Apesar dos constantes ataques sofridos, O Antagonista destaca que o governo Temer trabalha na esperança de fazer um sucessor em 2018. A ideia parece descabida, uma vez que o presidente da República possui apenas 3% de aprovação (com margem de erro semelhante). Contudo, não se trata de uma impossibilidade. Pior: a lógica reserva boas chances a este cenário.

Desde a Constituição de 1988, quando o Brasil voltou a ser oficialmente uma democracia, o Governo Federal só saiu derrotado de duas disputas presidenciais. Na primeira delas, José Sarney entregou a faixa para Fernando Collor de Mello, que transformara em bordão os adjetivos que reservava ao peemedebista: “corrupto e incompetente”.

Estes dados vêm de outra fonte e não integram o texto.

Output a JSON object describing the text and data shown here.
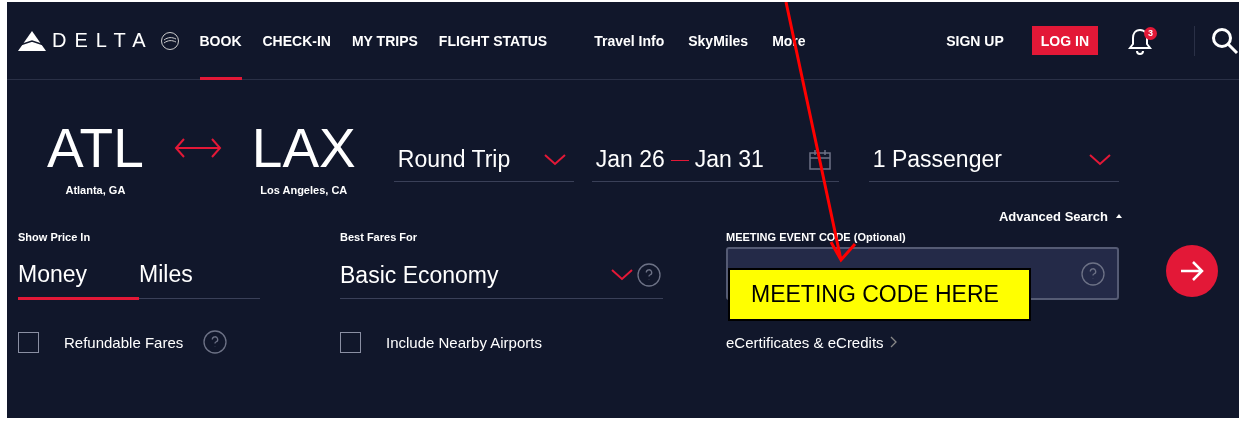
{
  "header": {
    "logo": "DELTA",
    "primary_nav": [
      {
        "label": "BOOK",
        "selected": true
      },
      {
        "label": "CHECK-IN",
        "selected": false
      },
      {
        "label": "MY TRIPS",
        "selected": false
      },
      {
        "label": "FLIGHT STATUS",
        "selected": false
      }
    ],
    "secondary_nav": [
      "Travel Info",
      "SkyMiles",
      "More"
    ],
    "sign_up": "SIGN UP",
    "log_in": "LOG IN",
    "notifications": "3"
  },
  "trip": {
    "origin": {
      "code": "ATL",
      "city": "Atlanta, GA"
    },
    "destination": {
      "code": "LAX",
      "city": "Los Angeles, CA"
    },
    "trip_type": "Round Trip",
    "depart": "Jan 26",
    "return": "Jan 31",
    "passengers": "1 Passenger"
  },
  "advanced_search": "Advanced Search",
  "price": {
    "label": "Show Price In",
    "options": [
      {
        "label": "Money",
        "selected": true
      },
      {
        "label": "Miles",
        "selected": false
      }
    ]
  },
  "fares": {
    "label": "Best Fares For",
    "value": "Basic Economy"
  },
  "meeting": {
    "label": "MEETING EVENT CODE (Optional)"
  },
  "options": [
    {
      "label": "Refundable Fares",
      "checked": false,
      "help": true
    },
    {
      "label": "Include Nearby Airports",
      "checked": false,
      "help": false
    }
  ],
  "ecredits": "eCertificates & eCredits",
  "annotation": {
    "callout": "MEETING CODE HERE"
  }
}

Na segunda, numa abraço emocionado, um sorridente Fernando Henrique Cardoso entregou o comando do país a treze anos de petismo.

Há, inclusive, quem entenda este caso como uma derrota consentida, como quem entrega o jogo ao adversário. Motivo: como de costume, a base tucana estava dividida e não houve consenso quanto à candidatura de José Serra, que se portava como um opositor dentro do próprio partido.

Em todas as outras oportunidades, mesmo quando um vice-presidente trabalhou para colar os cacos de um país destruído – caso de Itamar Franco –, a oposição saiu derrotada. Por isso a esperança de Temer. Que possui no cardápio ao menos três opções: João Doria, Geraldo Alckmin e Luciano Huck. E uma sobremesa: Henrique Meirelles.

Em tese, precisaria apenas escolher o candidato, entregar o tempo de TV e sair de cena. Mas, antes, é preciso combinar com os russos. Ou com Jair Bolsonaro.